I recently got a chance to discuss EpiAnalytics product offerings and see a brief demonstration. EpiAnalytics provides contact center analytics to improve customer service and technical support business processes using analytics (including text analytics) and decision automation to automate the manual analysis of leads and support emails. The results are then plugged into an engine that can handle routing, scoring, assignment, automated response etc. In particular the product is integrated with salesforce.com – EpiAnalytics has an AppXchange offering launched in October 2008 that essentially puts a layer of analytics on top of salesforce.com workflows – though they are beginning to get requests for other platforms.

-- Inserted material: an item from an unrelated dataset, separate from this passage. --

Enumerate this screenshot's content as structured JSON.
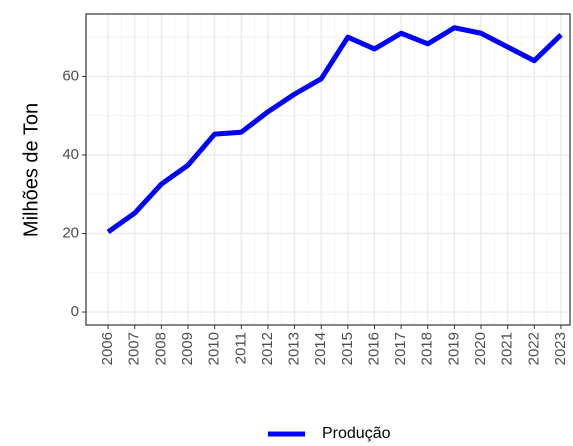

While not the only hosted decisioning platform out there, this is the first I have seen that comes pre-integrated with salesforce.com in such an interesting way.
For instance, if a salesforce.com user has customers or prospects that send sales query or support requests (any mechanism including emails, web pages or live calls manually entered) then they can use EpiAnalytics. The initial contact gets stored in salesforce.com and a SOAP call goes to EpiAnalytics. EpiAnalytics uses Support Vector Machines and both structured and unstructured data to automate categorization of this information and to generate a predictive score that can be combined with a formula (a rule, if you like) to return a pick list value. This pick list value is stored in salesforce.com and drives subsequent salesforce.com behavior.
For instance, a contact from a prospect might be analyzed to predict how valuable the contact might be and this predictive score is then the basis for setting the field used in salesforce.com to manage prospects to High, Medium or Low. This process can also set reason codes to explain how the score was calculated to help with subsequent actions. EpiAnalytics can use existing data to train the model (leads already scored by hand, for instance) but it also tracks behavior and feeds that into the system enabling it both to evolve models and to create models as part of collecting new data – a user can simply hook up their existing business process to the analytic engine and the system begins to learn at that point. EpiAnalytics estimate that 500 historical samples or so is enough for them to stop simply learning and start going into active mode so even those with low transaction volumes should be able to use it.
EpiAnalytics tightly integrate with salesforce.com and use as much standard reporting as possible to show customers how the engine is helping and to describe its ROI. As new versions of salesforce add support for more complex logic (such as the new version that has decision tree), EpiAnalytics takes advantage of this to allow for more complex decisions based on their analytic models.
EpiAnalytics have an approved salesforce.com data center and can currently handle customers with 10M transactions a month – this approach might only require 500 transactions to start being useful but they are clearly investing to ensure it scales too.